Vicarious Pleasures

Summers, I spend a lot of time on my back porch from where I have a clear view of my neighbor’s yard. I am able to view the comings and goings of a couple with whom, I in fact, have never exchanged more than a few words in passing. Nevertheless, observation and imagination have provided me insights into these people’s lives.

He, it is clear, is a serious fisherman in possession, as he is, of a state-of-the-art fishing boat with all the electronic gadgets necessary, I suspect, to ensure fishing success. I observe him with his wife whom he embraces as he is about to go off on one of his multi-day fishing trips. He has built his wife heart shaped flower gardens in their front yard that he dutifully tends, weeds and prunes.
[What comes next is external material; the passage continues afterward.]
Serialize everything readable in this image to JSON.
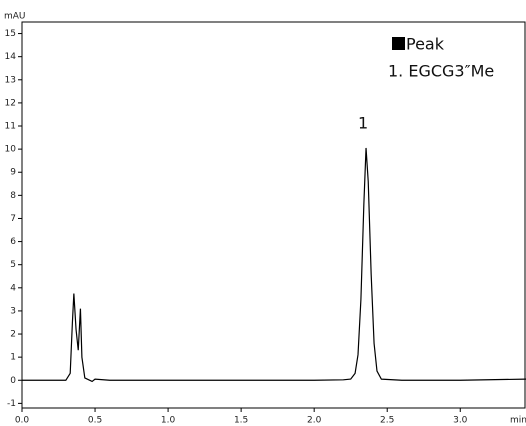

In the last few months, though, I haven’t seen the wife, a fact that has me, as I sit here in my lounger, conjuring different scenarios that might explain her absence. Maybe she’s experienced a debilitating illness that has her bedridden or perhaps she’s been institutionalized for mental issues (she’s always appeared a bit unusual) or maybe the neighbor’s attentions toward her were feigned, were means of establishing a potential alibi for her disappearance, that in fact murder had occurred and she was buried in the basement; the adult sons who came by to see mom told she had gone off to live with her sister in Florida.
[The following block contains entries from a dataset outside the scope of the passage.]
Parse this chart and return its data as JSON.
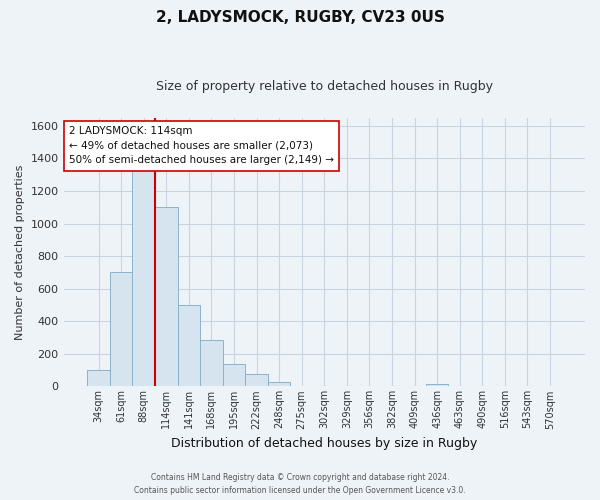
{
  "title": "2, LADYSMOCK, RUGBY, CV23 0US",
  "subtitle": "Size of property relative to detached houses in Rugby",
  "xlabel": "Distribution of detached houses by size in Rugby",
  "ylabel": "Number of detached properties",
  "footer_line1": "Contains HM Land Registry data © Crown copyright and database right 2024.",
  "footer_line2": "Contains public sector information licensed under the Open Government Licence v3.0.",
  "bar_labels": [
    "34sqm",
    "61sqm",
    "88sqm",
    "114sqm",
    "141sqm",
    "168sqm",
    "195sqm",
    "222sqm",
    "248sqm",
    "275sqm",
    "302sqm",
    "329sqm",
    "356sqm",
    "382sqm",
    "409sqm",
    "436sqm",
    "463sqm",
    "490sqm",
    "516sqm",
    "543sqm",
    "570sqm"
  ],
  "bar_values": [
    100,
    700,
    1340,
    1100,
    500,
    285,
    140,
    75,
    30,
    0,
    0,
    0,
    0,
    0,
    0,
    15,
    0,
    0,
    0,
    0,
    0
  ],
  "bar_color": "#d6e4f0",
  "bar_edge_color": "#8ab4cc",
  "highlight_bar_index": 3,
  "highlight_line_color": "#cc0000",
  "annotation_title": "2 LADYSMOCK: 114sqm",
  "annotation_line1": "← 49% of detached houses are smaller (2,073)",
  "annotation_line2": "50% of semi-detached houses are larger (2,149) →",
  "annotation_box_facecolor": "#ffffff",
  "annotation_box_edgecolor": "#cc0000",
  "bg_color": "#eef3f8",
  "plot_bg_color": "#eef3f8",
  "grid_color": "#c8d4e0",
  "ylim": [
    0,
    1650
  ],
  "yticks": [
    0,
    200,
    400,
    600,
    800,
    1000,
    1200,
    1400,
    1600
  ],
  "figsize": [
    6.0,
    5.0
  ],
  "dpi": 100
}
It’s becoming clear to me I need to find other ways of occupying my mind.

The Benefits of Yoga

I’ve been practicing yoga lately and despite my limited mobility am finding the activity very energizing both physically and psychologically. The breathing exercises alone have great beneficial worth.
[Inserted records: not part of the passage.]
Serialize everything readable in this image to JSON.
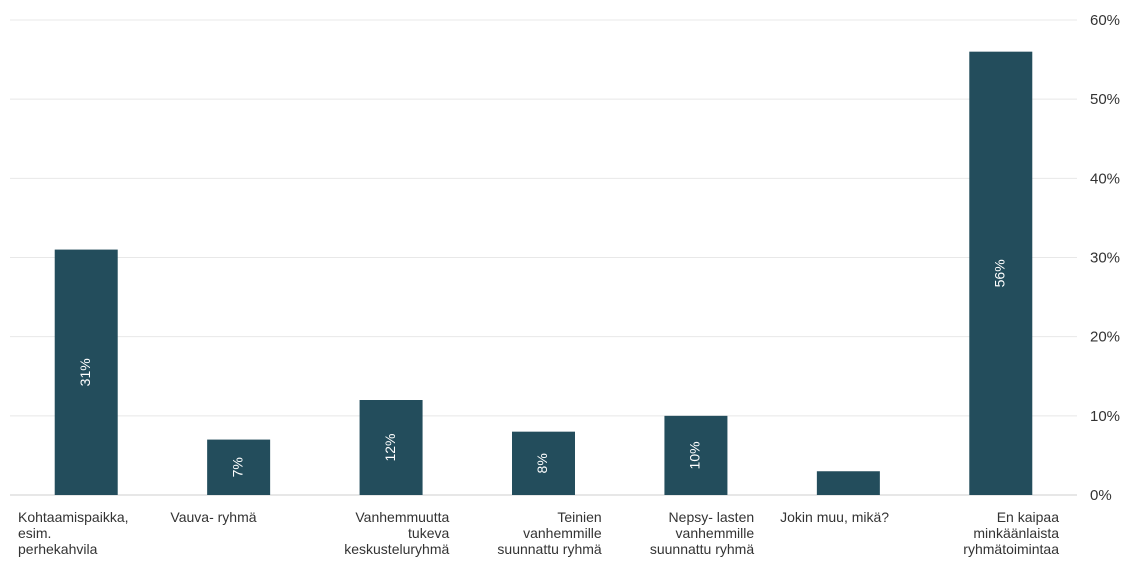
{
  "chart_data": {
    "type": "bar",
    "title": "",
    "xlabel": "",
    "ylabel": "",
    "categories": [
      [
        "Kohtaamispaikka,",
        "esim.",
        "perhekahvila"
      ],
      [
        "Vauva- ryhmä"
      ],
      [
        "Vanhemmuutta",
        "tukeva",
        "keskusteluryhmä"
      ],
      [
        "Teinien",
        "vanhemmille",
        "suunnattu ryhmä"
      ],
      [
        "Nepsy- lasten",
        "vanhemmille",
        "suunnattu ryhmä"
      ],
      [
        "Jokin muu, mikä?"
      ],
      [
        "En kaipaa",
        "minkäänlaista",
        "ryhmätoimintaa"
      ]
    ],
    "category_align": [
      "left",
      "left",
      "right",
      "right",
      "right",
      "left",
      "right"
    ],
    "values": [
      31,
      7,
      12,
      8,
      10,
      3,
      56
    ],
    "data_labels": [
      "31%",
      "7%",
      "12%",
      "8%",
      "10%",
      "",
      "56%"
    ],
    "ylim": [
      0,
      60
    ],
    "yticks": [
      0,
      10,
      20,
      30,
      40,
      50,
      60
    ],
    "ytick_labels": [
      "0%",
      "10%",
      "20%",
      "30%",
      "40%",
      "50%",
      "60%"
    ],
    "y_axis_position": "right",
    "grid": true,
    "colors": {
      "bar": "#234d5c",
      "grid": "#e8e8e8",
      "text": "#333333",
      "data_label": "#ffffff"
    }
  }
}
So, I was somewhat dismayed to read recently that an Indian Yogi named Maharaj, who had, according to his followers achieved the deep meditative state called Samadhi and had actually been existing in transcendental bliss for nearly five months, was declared clinically dead by a group of physicians that the family had called in to examine him.  Apparently his flesh began to turn green which the family saw as a pretty convincing give away.

As it turns out, the organization Maharaj operated from his Ashram  is a multi-national non-profit worth millions. What this suggests to skeptical me is ulterior motives vis a vis the yogi’s followers and his family.

Well, whatever happens regarding this distasteful affair, it won’t dissuade me from my semi-daily yogic exercises. I may never reach Samadhi (which, come to think of it, may be for the best) but I will continue to enjoy the benefits of a wonderful discipline.